I think, ChatGPT is a secondary source and even tritary one, because it collects information from other sources (primary and secondary ones) to gives an answer. The researchers should be cautious about using it in their research, because there is no citation in information that ChatGPT gives them and they can't still distinguish valid information from invalid information!
ChatGPT, including the advanced GPT-4 version, is an AI model that synthesizes information rather than producing it through original research or direct observation. Thus, it functions more like a secondary source. It's important to understand that this AI doesn't have beliefs, opinions, or firsthand experiences. Instead, it generates outputs based on the patterns it learned during its training on a diverse range of internet text.

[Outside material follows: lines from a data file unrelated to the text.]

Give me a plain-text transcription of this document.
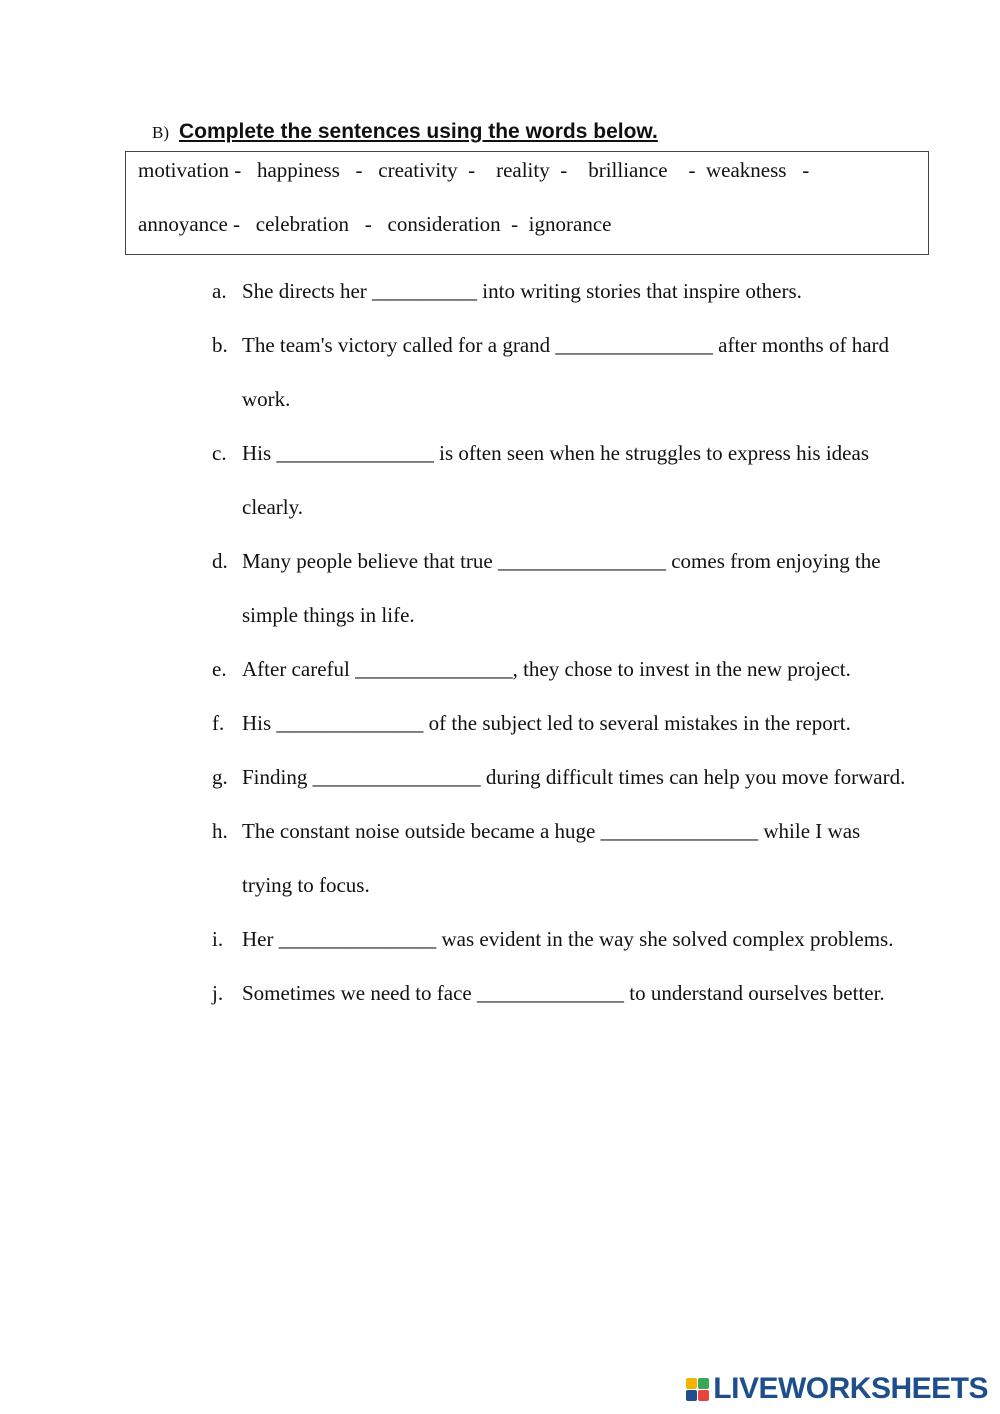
B) Complete the sentences using the words below.
motivation -   happiness   -   creativity  -    reality  -    brilliance    -  weakness   -
annoyance -   celebration   -   consideration  -  ignorance
a. She directs her __________ into writing stories that inspire others.
b. The team's victory called for a grand _______________ after months of hard work.
c. His _______________ is often seen when he struggles to express his ideas clearly.
d. Many people believe that true ________________ comes from enjoying the simple things in life.
e. After careful _______________, they chose to invest in the new project.
f. His ______________ of the subject led to several mistakes in the report.
g. Finding ________________ during difficult times can help you move forward.
h. The constant noise outside became a huge _______________ while I was trying to focus.
i. Her _______________ was evident in the way she solved complex problems.
j. Sometimes we need to face ______________ to understand ourselves better.
LIVEWORKSHEETS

However, the distinction between primary and secondary sources in research can depend on the context:
As a Secondary Source: In most cases, if you're using information directly from GPT-4, it's a secondary source. This is because GPT-4 compiles, interprets, analyzes, and synthesizes information it has learned from its training data, rather than providing original, firsthand data or evidence.
As a Primary Source: In some specific contexts, GPT-4 could potentially be considered a primary source. For instance, if you're conducting research on AI-generated text, the outputs of GPT-4 would be primary data because they are original products of the AI system you're studying. If you use GPT-4 to generate responses to research questionnaires, those responses could be considered primary data for your study on AI responses to these questionnaires.
Remember, though, that even when GPT-4 is treated as a primary source in these specific contexts, it is still generating responses based on patterns it learned from secondary data, not from its own experiences or original research.
As with all sources, it's crucial to use critical thinking when evaluating the information you receive from GPT-4, and to cross-reference it with other sources for accuracy.
Generally speaking, for all the reasons that are mentioned above, ChatGPT is a secondary source. Yet it may be considered as a primary source if the researcher find an interest in exploring the additional information that is offered on ChatGPT - information regarding different versions, or meta-data fields such as: recurrence in questions, time & location, subjects commonly associated, etc.
My data collectors interviewed qualitative questions. They input the collected data to perpelty.AI. This AI tool derives a long note. The collectors submitted to me this long note which is secondary data from secondary sources. When I paste it to perplexity, it's retrieval result is the same. So it secondary source.
ChatGPT, including ChatGPT-4, is an AI model that extract and synthesize information based patterns it learnt by employing deep learning algorithms. Basically it can't create new ideas and concepts from what it knows or update based on conducting research or observation.
But, the information it provides can be considered as a primary or secondary source depending on the focus and context of the study. If you use ChatGPT generated information to study the quality and performance of ChatGPT itself, we can consider it as a primary source; Otherwise it is a secondary sources since the information it supplies is not original or firsthand, rather the information it generates is based on patterns it learnt from very large dataset.